Folha de S. Paulo


Turquia, a nostalgia do sultão

O que está em jogo na eleição deste domingo (7) na Turquia é muito mais do que simplesmente definir o partido vencedor.

O que se decide, no fundo, é se a Turquia continuará a ser um dos raríssimos países de maioria muçulmana que mantêm o jogo democrático ou se, ao contrário, dará início a uma caminhada rumo a um neosultanato.

O sultão seria, naturalmente, o atual presidente, Recep Tayyip Erdogan, que fez ativa campanha para conseguir maioria no Parlamento suficiente para mudar o regime atual, de parlamentarista para presidencialista.

Não é mera coincidência o fato de que uma semana exata antes do voto, Erdogan e o primeiro-ministro, Ahmet Davutoglu, presidiram a cerimônia de lançamento da "Unidade da Conquista", formada por 478 homens.

Trata-se de uma brigada de cerimônia que comemorava o 526º aniversário da conquista de Constantinopla (hoje Istambul) pelos otomanos, cujos uniformes, zelosamente conservados, foram usados no ato.

Era evidente a nostalgia do Império Otomano, o Estado turco que existiu entre 1299 e 1922 e chegou a abranger parte importante até do sudeste europeu.

Erdogan diz, com frequência, que a Turquia só voltará a ser grande com uma Presidência com poderes executivos (atualmente, ela é, em tese, meramente cerimonial, embora o presidente frequentemente viole esse limite).

Para mudar a Constituição, Erdogan e seu partido AK (Partido Justiça e Desenvolvimento) necessitam obter uma maioria de 3/5 das 550 cadeiras do Parlamento (367 deputados, portanto) ou, no mínimo, 330 para poder propor um plebiscito sobre a reforma constitucional.

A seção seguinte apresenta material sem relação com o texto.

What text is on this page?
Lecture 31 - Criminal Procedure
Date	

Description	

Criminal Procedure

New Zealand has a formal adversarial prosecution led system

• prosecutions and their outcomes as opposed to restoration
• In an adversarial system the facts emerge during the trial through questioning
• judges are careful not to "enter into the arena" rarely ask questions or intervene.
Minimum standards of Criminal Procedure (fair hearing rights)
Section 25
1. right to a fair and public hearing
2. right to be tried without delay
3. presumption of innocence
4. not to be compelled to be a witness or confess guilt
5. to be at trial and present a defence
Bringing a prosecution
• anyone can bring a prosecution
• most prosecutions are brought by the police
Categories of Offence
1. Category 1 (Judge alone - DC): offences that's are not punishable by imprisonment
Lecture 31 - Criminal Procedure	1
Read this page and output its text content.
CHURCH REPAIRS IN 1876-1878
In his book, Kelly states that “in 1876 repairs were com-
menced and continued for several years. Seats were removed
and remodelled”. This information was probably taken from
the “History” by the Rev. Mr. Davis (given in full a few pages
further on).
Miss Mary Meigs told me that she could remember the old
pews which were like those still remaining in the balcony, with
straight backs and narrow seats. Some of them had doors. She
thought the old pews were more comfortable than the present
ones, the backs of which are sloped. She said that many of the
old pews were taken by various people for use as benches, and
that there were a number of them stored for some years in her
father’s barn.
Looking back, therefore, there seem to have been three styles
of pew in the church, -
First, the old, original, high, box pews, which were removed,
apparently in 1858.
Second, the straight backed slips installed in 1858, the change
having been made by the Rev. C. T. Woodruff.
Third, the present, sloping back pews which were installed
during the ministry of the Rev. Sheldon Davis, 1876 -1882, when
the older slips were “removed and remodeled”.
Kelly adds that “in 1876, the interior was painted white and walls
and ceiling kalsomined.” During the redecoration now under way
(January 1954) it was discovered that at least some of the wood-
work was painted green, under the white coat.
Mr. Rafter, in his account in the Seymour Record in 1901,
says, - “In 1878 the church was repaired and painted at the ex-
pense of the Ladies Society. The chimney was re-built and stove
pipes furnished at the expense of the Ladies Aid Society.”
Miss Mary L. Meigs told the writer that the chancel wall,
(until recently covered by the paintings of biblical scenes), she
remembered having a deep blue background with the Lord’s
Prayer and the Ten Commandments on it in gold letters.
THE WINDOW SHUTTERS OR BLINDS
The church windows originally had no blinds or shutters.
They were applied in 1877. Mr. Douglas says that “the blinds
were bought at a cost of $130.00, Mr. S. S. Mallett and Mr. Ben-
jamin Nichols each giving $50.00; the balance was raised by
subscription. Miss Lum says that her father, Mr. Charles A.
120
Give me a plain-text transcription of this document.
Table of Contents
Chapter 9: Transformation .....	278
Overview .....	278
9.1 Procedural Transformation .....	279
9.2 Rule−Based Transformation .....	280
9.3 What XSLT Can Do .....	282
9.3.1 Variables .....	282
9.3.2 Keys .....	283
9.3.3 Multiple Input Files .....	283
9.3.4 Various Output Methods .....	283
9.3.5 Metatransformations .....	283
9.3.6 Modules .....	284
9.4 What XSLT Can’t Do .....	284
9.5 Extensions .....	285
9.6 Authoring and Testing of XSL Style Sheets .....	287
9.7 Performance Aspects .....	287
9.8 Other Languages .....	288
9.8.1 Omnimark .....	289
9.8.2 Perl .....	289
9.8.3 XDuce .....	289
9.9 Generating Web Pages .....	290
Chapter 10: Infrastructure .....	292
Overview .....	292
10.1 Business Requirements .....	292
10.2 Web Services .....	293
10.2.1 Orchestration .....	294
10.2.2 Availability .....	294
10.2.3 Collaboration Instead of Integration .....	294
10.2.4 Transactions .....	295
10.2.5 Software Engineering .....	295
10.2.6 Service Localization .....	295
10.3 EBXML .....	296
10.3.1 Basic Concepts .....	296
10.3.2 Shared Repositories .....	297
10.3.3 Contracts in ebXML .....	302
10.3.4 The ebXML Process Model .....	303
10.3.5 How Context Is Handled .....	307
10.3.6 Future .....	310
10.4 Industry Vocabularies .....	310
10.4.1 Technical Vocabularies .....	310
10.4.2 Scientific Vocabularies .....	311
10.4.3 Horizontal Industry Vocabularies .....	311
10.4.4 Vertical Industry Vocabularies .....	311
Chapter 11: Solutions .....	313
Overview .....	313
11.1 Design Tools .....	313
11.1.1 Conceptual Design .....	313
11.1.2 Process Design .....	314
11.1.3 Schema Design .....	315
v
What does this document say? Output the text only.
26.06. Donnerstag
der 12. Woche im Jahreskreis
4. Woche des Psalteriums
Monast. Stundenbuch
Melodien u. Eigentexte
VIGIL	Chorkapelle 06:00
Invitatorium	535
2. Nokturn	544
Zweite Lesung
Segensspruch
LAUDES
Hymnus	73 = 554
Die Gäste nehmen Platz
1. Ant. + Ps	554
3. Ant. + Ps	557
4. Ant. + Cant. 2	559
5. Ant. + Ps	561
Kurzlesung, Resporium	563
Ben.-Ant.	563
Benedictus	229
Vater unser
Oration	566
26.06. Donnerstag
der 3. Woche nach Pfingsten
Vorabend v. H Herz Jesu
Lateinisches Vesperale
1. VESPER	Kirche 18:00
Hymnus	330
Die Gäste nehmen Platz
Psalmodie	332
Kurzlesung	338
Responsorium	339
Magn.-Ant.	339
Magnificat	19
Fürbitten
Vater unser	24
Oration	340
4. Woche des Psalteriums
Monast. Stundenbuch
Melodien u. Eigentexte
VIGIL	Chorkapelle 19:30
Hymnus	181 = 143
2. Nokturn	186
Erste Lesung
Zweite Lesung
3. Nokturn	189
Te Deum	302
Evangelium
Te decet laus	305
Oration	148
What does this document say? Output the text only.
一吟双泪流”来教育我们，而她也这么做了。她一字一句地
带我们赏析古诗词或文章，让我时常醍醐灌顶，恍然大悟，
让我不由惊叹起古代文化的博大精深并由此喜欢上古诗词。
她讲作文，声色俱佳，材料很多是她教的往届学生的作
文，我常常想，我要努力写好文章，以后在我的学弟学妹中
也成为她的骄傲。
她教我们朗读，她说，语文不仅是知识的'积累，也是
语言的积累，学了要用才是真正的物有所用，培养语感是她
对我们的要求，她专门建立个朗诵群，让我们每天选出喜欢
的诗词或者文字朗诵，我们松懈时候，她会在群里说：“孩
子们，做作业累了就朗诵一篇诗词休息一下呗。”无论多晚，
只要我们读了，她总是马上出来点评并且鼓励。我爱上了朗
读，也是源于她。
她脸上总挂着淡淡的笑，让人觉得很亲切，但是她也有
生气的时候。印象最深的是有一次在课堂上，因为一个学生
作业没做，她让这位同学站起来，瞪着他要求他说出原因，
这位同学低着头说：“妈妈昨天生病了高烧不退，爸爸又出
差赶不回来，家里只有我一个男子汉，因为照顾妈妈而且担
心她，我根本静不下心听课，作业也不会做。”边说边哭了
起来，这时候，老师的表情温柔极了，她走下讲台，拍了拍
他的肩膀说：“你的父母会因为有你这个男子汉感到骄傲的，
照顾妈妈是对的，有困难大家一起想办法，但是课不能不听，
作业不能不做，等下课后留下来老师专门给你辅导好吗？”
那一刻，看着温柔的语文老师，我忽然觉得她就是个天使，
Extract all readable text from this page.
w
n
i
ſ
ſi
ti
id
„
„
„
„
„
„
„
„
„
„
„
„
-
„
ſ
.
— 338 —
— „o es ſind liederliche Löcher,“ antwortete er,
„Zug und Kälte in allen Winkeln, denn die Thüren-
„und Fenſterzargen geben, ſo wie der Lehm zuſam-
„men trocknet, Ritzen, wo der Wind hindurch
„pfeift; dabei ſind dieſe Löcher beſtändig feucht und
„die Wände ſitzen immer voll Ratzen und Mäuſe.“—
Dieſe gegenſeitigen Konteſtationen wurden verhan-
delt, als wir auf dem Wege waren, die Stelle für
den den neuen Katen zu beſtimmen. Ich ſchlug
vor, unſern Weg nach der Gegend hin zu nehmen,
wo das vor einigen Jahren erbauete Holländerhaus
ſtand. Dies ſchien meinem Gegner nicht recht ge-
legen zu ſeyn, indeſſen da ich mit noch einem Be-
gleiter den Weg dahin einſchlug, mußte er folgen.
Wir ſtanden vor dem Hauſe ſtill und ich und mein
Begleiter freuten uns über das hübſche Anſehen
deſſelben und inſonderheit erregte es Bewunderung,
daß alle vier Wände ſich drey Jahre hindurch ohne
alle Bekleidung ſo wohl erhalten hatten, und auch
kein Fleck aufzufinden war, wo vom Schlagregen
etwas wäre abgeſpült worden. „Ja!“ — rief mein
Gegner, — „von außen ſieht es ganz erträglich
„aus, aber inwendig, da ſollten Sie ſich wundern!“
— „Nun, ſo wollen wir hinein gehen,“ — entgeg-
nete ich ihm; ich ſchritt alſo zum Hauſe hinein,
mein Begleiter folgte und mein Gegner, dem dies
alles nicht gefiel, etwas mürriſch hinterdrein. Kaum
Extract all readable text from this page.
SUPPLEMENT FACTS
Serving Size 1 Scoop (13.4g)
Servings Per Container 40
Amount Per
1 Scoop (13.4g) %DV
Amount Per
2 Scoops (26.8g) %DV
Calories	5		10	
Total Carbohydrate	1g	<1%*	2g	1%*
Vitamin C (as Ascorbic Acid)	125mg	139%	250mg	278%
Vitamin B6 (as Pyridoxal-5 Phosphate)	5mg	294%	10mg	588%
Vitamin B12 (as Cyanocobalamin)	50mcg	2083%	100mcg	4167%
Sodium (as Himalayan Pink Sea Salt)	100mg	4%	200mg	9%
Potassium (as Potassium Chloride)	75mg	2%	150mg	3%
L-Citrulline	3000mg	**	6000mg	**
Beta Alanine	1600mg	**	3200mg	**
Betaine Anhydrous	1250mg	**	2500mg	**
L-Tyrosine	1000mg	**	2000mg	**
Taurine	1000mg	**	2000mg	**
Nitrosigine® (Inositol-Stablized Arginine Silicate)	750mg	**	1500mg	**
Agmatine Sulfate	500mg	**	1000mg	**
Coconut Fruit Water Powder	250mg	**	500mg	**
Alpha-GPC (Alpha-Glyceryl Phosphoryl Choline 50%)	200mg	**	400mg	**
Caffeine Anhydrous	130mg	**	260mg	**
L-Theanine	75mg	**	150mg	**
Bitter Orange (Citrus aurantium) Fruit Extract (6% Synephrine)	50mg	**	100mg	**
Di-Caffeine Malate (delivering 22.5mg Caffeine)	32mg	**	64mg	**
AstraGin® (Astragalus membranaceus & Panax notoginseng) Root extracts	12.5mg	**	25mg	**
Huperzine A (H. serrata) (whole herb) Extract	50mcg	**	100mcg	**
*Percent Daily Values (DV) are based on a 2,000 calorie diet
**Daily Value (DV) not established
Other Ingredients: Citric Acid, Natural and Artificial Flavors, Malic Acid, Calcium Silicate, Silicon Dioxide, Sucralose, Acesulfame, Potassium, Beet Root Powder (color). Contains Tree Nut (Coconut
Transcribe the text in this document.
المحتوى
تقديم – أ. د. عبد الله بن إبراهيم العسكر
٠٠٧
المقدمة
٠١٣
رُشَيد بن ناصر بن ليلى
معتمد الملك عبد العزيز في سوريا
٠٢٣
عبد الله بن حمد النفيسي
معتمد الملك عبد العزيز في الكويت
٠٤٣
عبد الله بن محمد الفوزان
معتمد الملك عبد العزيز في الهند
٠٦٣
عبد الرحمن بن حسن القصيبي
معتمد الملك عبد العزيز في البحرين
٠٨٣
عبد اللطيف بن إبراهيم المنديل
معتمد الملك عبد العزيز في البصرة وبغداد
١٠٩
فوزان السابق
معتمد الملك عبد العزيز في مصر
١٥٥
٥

O desempenho prévio do AK autoriza a acreditar na vitória, mas não na obtenção de uma super-maioria. O partido ganhou todas as sete eleições de que participou desde a sua criação em 2001, três delas gerais.

Resultados que se devem a um desempenho econômico formidável, sobre o qual um número basta: a renda per capita triplicou (para mais de US$ 9.000, ou R$ 28 mil) no reinado de Erdogan.

Acontece que o milagre econômico entrou em nítida desaceleração, a ponto de o crescimento previsto para este ano ser de apenas 3,1%, o que compara muito mal com os 9,1% obtidos em 2010.

Mas, acima de tudo, pesa contra Erdogan o viés autoritário que demonstrou nos últimos dois anos pelo menos, desde a violenta repressão, em 2013, aos protestos contra construções no emblemático parque Gezi, de Istambul.

A faceta autoritária volta-se, agora, para a mídia, a ponto de o presidente ter pedido a prisão perpétua para o editor do jornal "Cumhuriyet", por ter publicado notícias sobre o fornecimento de armas turcas a grupos radicais sírios.

Há poucas dúvidas entre os analistas de que o AK fará a maioria. Não é isso que definirá o pleito, a não ser que o partido governante não consiga a maioria absoluta, caso em que será obrigado a uma coalizão que, naturalmente, condicionaria sua gestão.

O relevante é o eleitorado negar ou não a Erdogan a possibilidade de introduzir o presidencialismo, ou seja, dar mais um passo rumo ao sultanato.